Trump’s funding freeze has already wrecked Medicaid portals in every single state.
Donald Trump’s halting of federal funding to state and local governments has resulted in Medicaid web portals being down in all 50 states.
Senator Ron Wyden posted on BlueSky Tuesday that his staff confirms disruptions in the health care program across the country, potentially hurting millions of low-income Americans including children, senior citizens, pregnant women, and people with disabilities.
Officials in other states like Florida and Illinois, where about four million residents rely on Medicaid in each state, confirmed issues with their Medicaid portals. Illinois Governor J.B. Pritzker said state agencies also began experiencing issues accessing federal funding and disbursement systems.

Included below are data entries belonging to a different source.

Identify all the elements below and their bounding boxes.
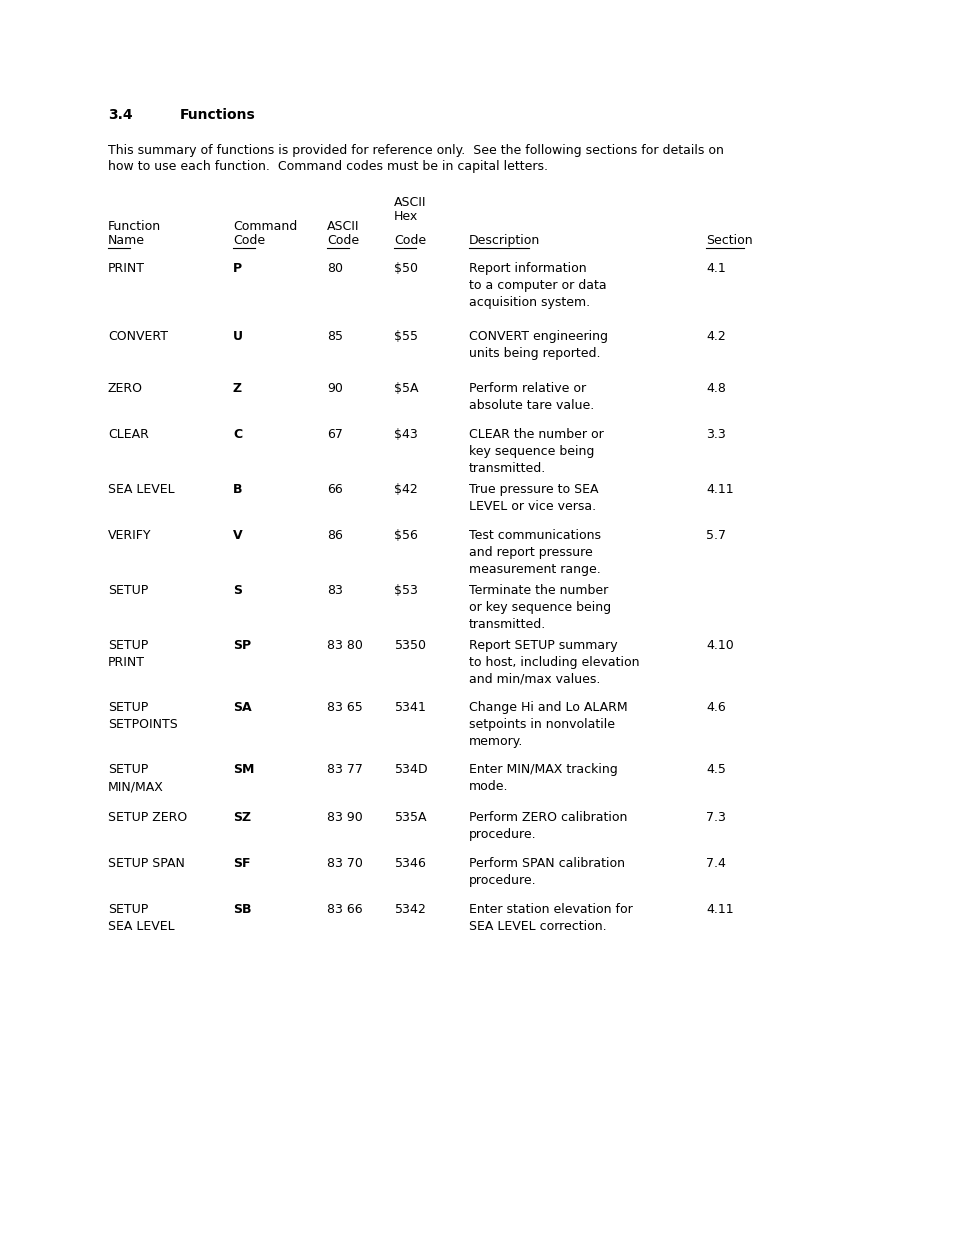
Text: 85: 85 [327, 330, 343, 343]
Text: PRINT: PRINT [108, 262, 145, 275]
Text: SB: SB [233, 903, 252, 916]
Text: $53 $4D: $53 $4D [394, 763, 428, 776]
Text: $53 $42: $53 $42 [394, 903, 426, 916]
Text: SA: SA [233, 701, 252, 714]
Text: Perform relative or
absolute tare value.: Perform relative or absolute tare value. [469, 382, 594, 412]
Text: 83 70: 83 70 [327, 857, 362, 869]
Text: Function: Function [108, 220, 161, 233]
Text: 7.4: 7.4 [705, 857, 725, 869]
Text: SEA LEVEL: SEA LEVEL [108, 483, 174, 496]
Text: how to use each function.  Command codes must be in capital letters.: how to use each function. Command codes … [108, 161, 547, 173]
Text: 4.11: 4.11 [705, 903, 733, 916]
Text: Perform ZERO calibration
procedure.: Perform ZERO calibration procedure. [469, 811, 627, 841]
Text: CONVERT engineering
units being reported.: CONVERT engineering units being reported… [469, 330, 607, 359]
Text: CLEAR the number or
key sequence being
transmitted.: CLEAR the number or key sequence being t… [469, 429, 603, 475]
Text: SETUP: SETUP [108, 584, 148, 597]
Text: True pressure to SEA
LEVEL or vice versa.: True pressure to SEA LEVEL or vice versa… [469, 483, 598, 513]
Text: Enter MIN/MAX tracking
mode.: Enter MIN/MAX tracking mode. [469, 763, 618, 793]
Text: ASCII: ASCII [394, 196, 426, 209]
Text: 7.3: 7.3 [705, 811, 725, 824]
Text: U: U [233, 330, 243, 343]
Text: SM: SM [233, 763, 254, 776]
Text: VERIFY: VERIFY [108, 529, 152, 542]
Text: 4.5: 4.5 [705, 763, 725, 776]
Text: 83: 83 [327, 584, 342, 597]
Text: Perform SPAN calibration
procedure.: Perform SPAN calibration procedure. [469, 857, 624, 887]
Text: Report information
to a computer or data
acquisition system.: Report information to a computer or data… [469, 262, 606, 309]
Text: $53 $41: $53 $41 [394, 701, 426, 714]
Text: S: S [233, 584, 242, 597]
Text: 3.4: 3.4 [108, 107, 132, 122]
Text: C: C [233, 429, 242, 441]
Text: SETUP
SETPOINTS: SETUP SETPOINTS [108, 701, 177, 731]
Text: $53 $46: $53 $46 [394, 857, 427, 869]
Text: SZ: SZ [233, 811, 251, 824]
Text: 3.3: 3.3 [705, 429, 725, 441]
Text: Test communications
and report pressure
measurement range.: Test communications and report pressure … [469, 529, 600, 576]
Text: Terminate the number
or key sequence being
transmitted.: Terminate the number or key sequence bei… [469, 584, 611, 631]
Text: P: P [233, 262, 242, 275]
Text: 83 80: 83 80 [327, 638, 362, 652]
Text: $53 $50: $53 $50 [394, 638, 427, 652]
Text: 86: 86 [327, 529, 342, 542]
Text: Hex: Hex [394, 210, 417, 224]
Text: SETUP
SEA LEVEL: SETUP SEA LEVEL [108, 903, 174, 932]
Text: Enter station elevation for
SEA LEVEL correction.: Enter station elevation for SEA LEVEL co… [469, 903, 632, 932]
Text: $50: $50 [394, 262, 417, 275]
Text: Functions: Functions [180, 107, 255, 122]
Text: B: B [233, 483, 242, 496]
Text: 90: 90 [327, 382, 342, 395]
Text: V: V [233, 529, 242, 542]
Text: $53: $53 [394, 584, 417, 597]
Text: SETUP
MIN/MAX: SETUP MIN/MAX [108, 763, 164, 793]
Text: Z: Z [233, 382, 242, 395]
Text: Section: Section [705, 233, 752, 247]
Text: 67: 67 [327, 429, 342, 441]
Text: $5A: $5A [394, 382, 418, 395]
Text: Code: Code [394, 233, 426, 247]
Text: 4.1: 4.1 [705, 262, 725, 275]
Text: CONVERT: CONVERT [108, 330, 168, 343]
Text: 4.6: 4.6 [705, 701, 725, 714]
Text: 83 66: 83 66 [327, 903, 362, 916]
Text: 4.2: 4.2 [705, 330, 725, 343]
Text: 5.7: 5.7 [705, 529, 725, 542]
Text: 83 90: 83 90 [327, 811, 362, 824]
Text: $43: $43 [394, 429, 417, 441]
Text: Command: Command [233, 220, 297, 233]
Text: Report SETUP summary
to host, including elevation
and min/max values.: Report SETUP summary to host, including … [469, 638, 639, 685]
Text: SF: SF [233, 857, 251, 869]
Text: 83 65: 83 65 [327, 701, 362, 714]
Text: Description: Description [469, 233, 539, 247]
Text: 4.10: 4.10 [705, 638, 733, 652]
Text: SETUP ZERO: SETUP ZERO [108, 811, 187, 824]
Text: 83 77: 83 77 [327, 763, 362, 776]
Text: This summary of functions is provided for reference only.  See the following sec: This summary of functions is provided fo… [108, 144, 723, 157]
Text: Name: Name [108, 233, 145, 247]
Text: 66: 66 [327, 483, 342, 496]
Text: ASCII: ASCII [327, 220, 359, 233]
Text: $42: $42 [394, 483, 417, 496]
Text: SP: SP [233, 638, 251, 652]
Text: $53 $5A: $53 $5A [394, 811, 428, 824]
Text: Change Hi and Lo ALARM
setpoints in nonvolatile
memory.: Change Hi and Lo ALARM setpoints in nonv… [469, 701, 627, 748]
Text: Code: Code [327, 233, 358, 247]
Text: 80: 80 [327, 262, 343, 275]
Text: 4.8: 4.8 [705, 382, 725, 395]
Text: 4.11: 4.11 [705, 483, 733, 496]
Text: $56: $56 [394, 529, 417, 542]
Text: SETUP
PRINT: SETUP PRINT [108, 638, 148, 669]
Text: Code: Code [233, 233, 265, 247]
Text: SETUP SPAN: SETUP SPAN [108, 857, 185, 869]
Text: ZERO: ZERO [108, 382, 143, 395]
Text: $55: $55 [394, 330, 417, 343]
Text: CLEAR: CLEAR [108, 429, 149, 441]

The disruption was caused by the Monday release of a memo from Trump’s Office of Management and Budget announcing a pause in federal funding to take effect at 5 p.m. EST on Tuesday. The memo sparked mass confusion in state and local governments, as well as nonprofit organizations across the country, well before then.

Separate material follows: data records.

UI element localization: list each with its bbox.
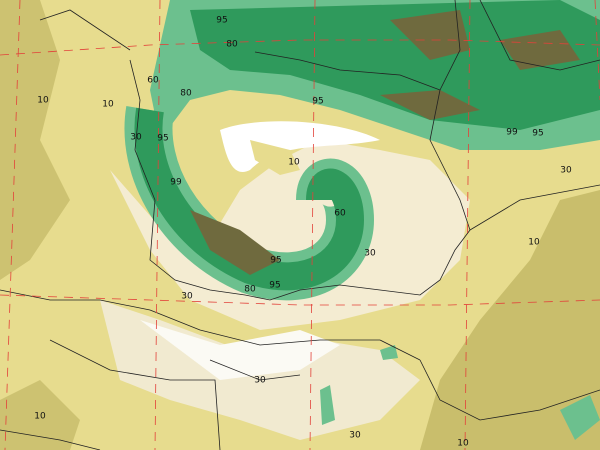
humid-region	[190, 0, 600, 130]
humid-spot	[320, 345, 600, 440]
country-border	[129, 0, 471, 301]
contour-label: 95	[312, 97, 323, 107]
dry-region	[420, 190, 600, 450]
humid-swirl	[134, 107, 365, 291]
contour-label: 30	[364, 249, 376, 259]
contour-label: 10	[457, 439, 469, 449]
contour-label: 30	[130, 133, 142, 143]
contour-label: 30	[181, 292, 193, 302]
contour-label: 60	[334, 209, 346, 219]
contour-label: 95	[269, 281, 280, 291]
contour-label: 95	[270, 256, 281, 266]
contour-label: 80	[180, 89, 192, 99]
contour-label: 10	[102, 100, 114, 110]
contour-label: 95	[216, 16, 227, 26]
contour-label: 30	[349, 431, 361, 441]
very-humid-region	[190, 210, 280, 275]
contour-label: 10	[34, 412, 46, 422]
contour-label: 10	[528, 238, 540, 248]
contour-label: 30	[560, 166, 572, 176]
contour-label: 99	[170, 178, 182, 188]
very-humid-region	[380, 10, 580, 120]
contour-label: 60	[147, 76, 159, 86]
contour-label: 80	[244, 285, 256, 295]
contour-label: 99	[506, 128, 518, 138]
contour-label: 10	[288, 158, 300, 168]
dry-core	[250, 140, 300, 175]
contour-label: 95	[157, 134, 168, 144]
contour-label: 10	[37, 96, 49, 106]
dry-region	[0, 380, 80, 450]
contour-label: 80	[226, 40, 238, 50]
moist-region	[110, 140, 470, 330]
contour-label: 30	[254, 376, 266, 386]
contour-label: 95	[532, 129, 543, 139]
moist-region	[140, 320, 340, 380]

The memo called for a “pause” on “all activities related to obligation or disbursement of all federal financial assistance,” and any other programs that included “D.E.I., woke gender ideology and the Green New Deal,” but ultimately went much further than that. As a result, six state attorneys general announced plans on Tuesday to file lawsuits seeking to halt the funding freeze, joining a coalition of small businesses and nonprofits that have already sued the administration themselves.
The Trump administration has tried to clarify in a new memo that the funding freeze is not “across-the-board,” but that may not mitigate the flurry of lawsuits, as the funding in question was already appropriated by Congress. It seems that the new president has just set off a big legal battle.